Je sors bientôt un livre sur l’image de l’Islam dans les médias français qui consacre un grand chapitre à « l’islamophobie » après le 11 septembre. C’est vrai que les médias ont fait un travail, malheureusement orienté, pour faire peur à l’autre. Ils ont largement diffusé l’image d’un Islam intégriste, notamment en signifiant que derrière tout musulman se cache un Ben Laden et derrière chaque Ben Laden se trouve un intégriste. Après le 11 septempbre, nous avons donc vécu une quinzaine de jours de tension, mais la prise de conscience s’est vite installée chez des gens sensés, que je salue, en Occident. Ce sont des gens sincères et de bonne conscience qui évoluent dans les milieux politiques ou dans les médias. Ils ont travaillé avec nous pour rectifier l’image. Tout le monde a fini par comprendre que les événements du 11 septembre n’étaient pas la faute des musulmans.
Le président Jacques Chirac a reçu le 10 octobre 2001 les représentants de la communauté musulmane. Un débat franc s’est instauré. J’ai présenté au Président de la république trois rapports, dont un fait aujourd’hui l’objet d’un livre sur l’image de l’Islam dans les manuels scolaires. Les deux autres portent sur l’image de l’islam dans les médias et dans les législations européennes. L’idée est de montrer que si on veut éduquer ses enfants sur les valeurs de la paix, il faut que cela commence à l’école dans les classes de 5ème et de 6ème année.
Vous pensez que le message est passé ?
Tout à fait ? Le Premier ministre nous a reçu de son côté pour aborder toutes ces questions. Par ailleurs, une conférence se tiendra le 5 juin prochain au niveau européen où il sera question de l’image de l’autre dans les manuels scolaires. Un travail d’évaluation se fera des deux côtés de la Méditerranée. La responsabilité des organisations musulmanes est majeure et primordiale de défendre l’Islam et d’en présenter une image réelle et fidèle. D’abord, par le comportement or reprochable et ensuite en investissant les médias. La communauté musulmane n’a, certes, pas d’outils médiatiques à la hauteur des défis qui la guettent tous les jours, mais un effort est à consentir. L’Etat français semble en être aujourd’hui conscient.
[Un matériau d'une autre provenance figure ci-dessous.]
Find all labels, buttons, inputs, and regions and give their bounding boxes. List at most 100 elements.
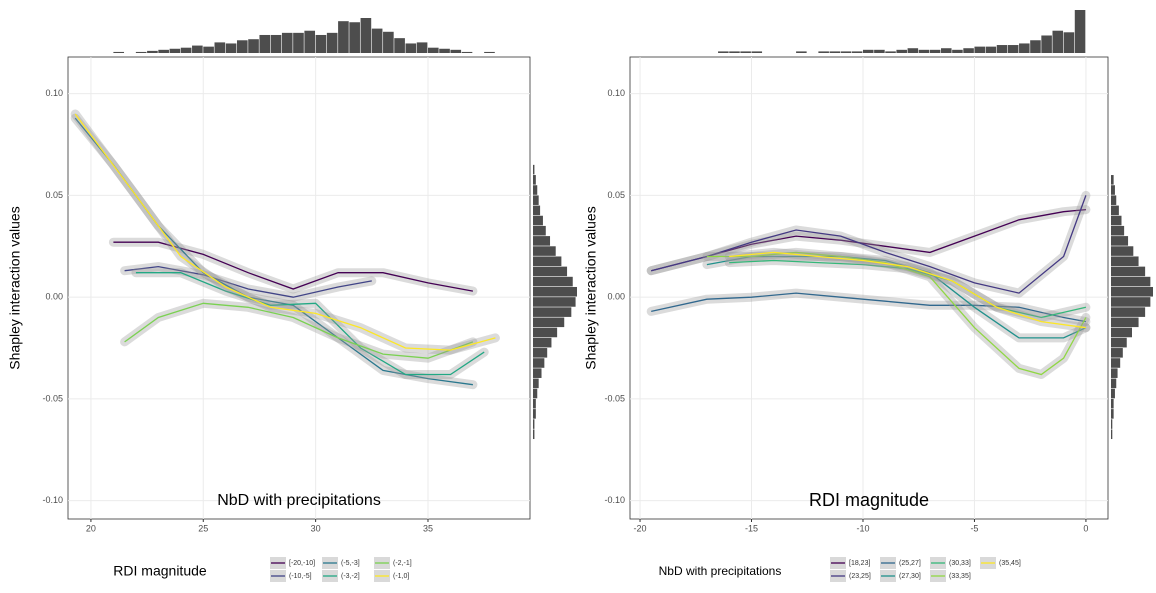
histogram-bar: [427, 47, 439, 53]
legend-label: (25,27]: [899, 560, 921, 567]
histogram-bar: [1111, 175, 1114, 185]
y-tick-label: 0.00: [607, 292, 625, 302]
histogram-bar: [996, 45, 1008, 53]
plot-panel: [629, 56, 1109, 520]
histogram-bar: [484, 51, 495, 53]
histogram-bar: [439, 48, 450, 53]
histogram-bar: [533, 388, 538, 399]
histogram-bar: [885, 51, 896, 53]
smooth-line: [729, 251, 1086, 329]
histogram-bar: [169, 48, 181, 53]
histogram-bar: [304, 30, 316, 53]
legend-label: (-10,-5]: [289, 573, 312, 580]
histogram-bar: [1063, 32, 1075, 53]
histogram-bar: [1111, 286, 1153, 297]
y-tick-label: 0.10: [607, 88, 625, 98]
histogram-bar: [1111, 327, 1132, 338]
inner-label: RDI magnitude: [809, 490, 929, 510]
histogram-bar: [533, 276, 573, 287]
y-tick-label: 0.10: [45, 88, 63, 98]
histogram-bar: [729, 51, 740, 53]
y-tick-label: -0.10: [604, 495, 625, 505]
histogram-bar: [796, 51, 807, 53]
histogram-bar: [1111, 246, 1134, 256]
histogram-bar: [349, 22, 360, 53]
histogram-bar: [533, 348, 548, 358]
histogram-bar: [1111, 337, 1127, 348]
histogram-bar: [533, 256, 562, 267]
histogram-bar: [338, 21, 349, 53]
histogram-bar: [1111, 236, 1129, 246]
smooth-line: [135, 272, 485, 376]
legend-label: (-3,-2]: [341, 573, 360, 580]
histogram-bar: [1111, 215, 1122, 226]
histogram-bar: [225, 43, 237, 53]
y-axis-label: Shapley interaction values: [583, 206, 599, 369]
histogram-bar: [394, 38, 405, 53]
histogram-bar: [158, 49, 169, 53]
histogram-bar: [450, 49, 462, 53]
histogram-bar: [896, 49, 907, 53]
x-tick-label: 25: [198, 523, 208, 533]
histogram-bar: [533, 337, 552, 348]
histogram-bar: [1111, 368, 1118, 378]
histogram-bar: [326, 32, 338, 53]
histogram-bar: [533, 185, 538, 195]
histogram-bar: [1111, 297, 1151, 307]
legend-label: (33,35]: [949, 573, 971, 580]
histogram-bar: [270, 34, 282, 53]
histogram-bar: [929, 49, 941, 53]
legend-label: (-1,0]: [393, 573, 409, 580]
histogram-bar: [533, 266, 568, 277]
histogram-bar: [1030, 40, 1041, 53]
histogram-bar: [1111, 419, 1113, 429]
histogram-bar: [533, 205, 541, 216]
x-tick-label: -10: [856, 523, 869, 533]
legend-label: (30,33]: [949, 560, 971, 567]
histogram-bar: [533, 317, 565, 328]
histogram-bar: [829, 51, 841, 53]
histogram-bar: [214, 42, 226, 53]
histogram-bar: [1052, 30, 1064, 53]
legend-label: [18,23]: [849, 560, 870, 567]
y-tick-label: -0.05: [604, 393, 625, 403]
histogram-bar: [383, 31, 394, 53]
histogram-bar: [952, 49, 963, 53]
smooth-line: [729, 259, 1087, 319]
legend-label: (-5,-3]: [341, 560, 360, 567]
legend-title: NbD with precipitations: [659, 564, 782, 578]
histogram-bar: [851, 51, 863, 53]
histogram-bar: [1007, 45, 1019, 53]
histogram-bar: [533, 297, 576, 307]
histogram-bar: [371, 28, 383, 53]
histogram-bar: [248, 39, 259, 53]
histogram-bar: [1111, 409, 1114, 419]
histogram-bar: [1111, 195, 1117, 205]
y-axis-label: Shapley interaction values: [7, 206, 23, 369]
histogram-bar: [533, 358, 545, 368]
y-tick-label: -0.10: [42, 495, 63, 505]
legend-title: RDI magnitude: [113, 563, 207, 579]
histogram-bar: [533, 409, 536, 419]
histogram-bar: [293, 32, 304, 53]
histogram-bar: [1111, 276, 1151, 287]
histogram-bar: [405, 43, 417, 53]
legend-label: (35,45]: [999, 560, 1021, 567]
histogram-bar: [533, 286, 577, 297]
histogram-bar: [135, 51, 147, 53]
x-tick-label: 30: [311, 523, 321, 533]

Le conseil du culte musulman de France a un rôle à jouer dans ce sens. Mais, la responsabilité incombe également aux pays d’origine qui ont une mission à réussir vis-à-vis de cette communauté. Il n’est plus permis qu’elle continue d’être livrée à elle-même. Il faut que ces pays investissent dans cette communauté et l’aider à se promouvoir dans son environnement d’accueil.
Une formation est souhaitée, notamment de Ouléma et de personnalités crédibles à même de mieux représenter cette communauté et veiller au respect et à la défense de ses intérêts dans le pays d’accueil. Renforcer le lien entre cette communauté et son pays d’origine se révèle payant. Une réflexion est à mener à ce niveau.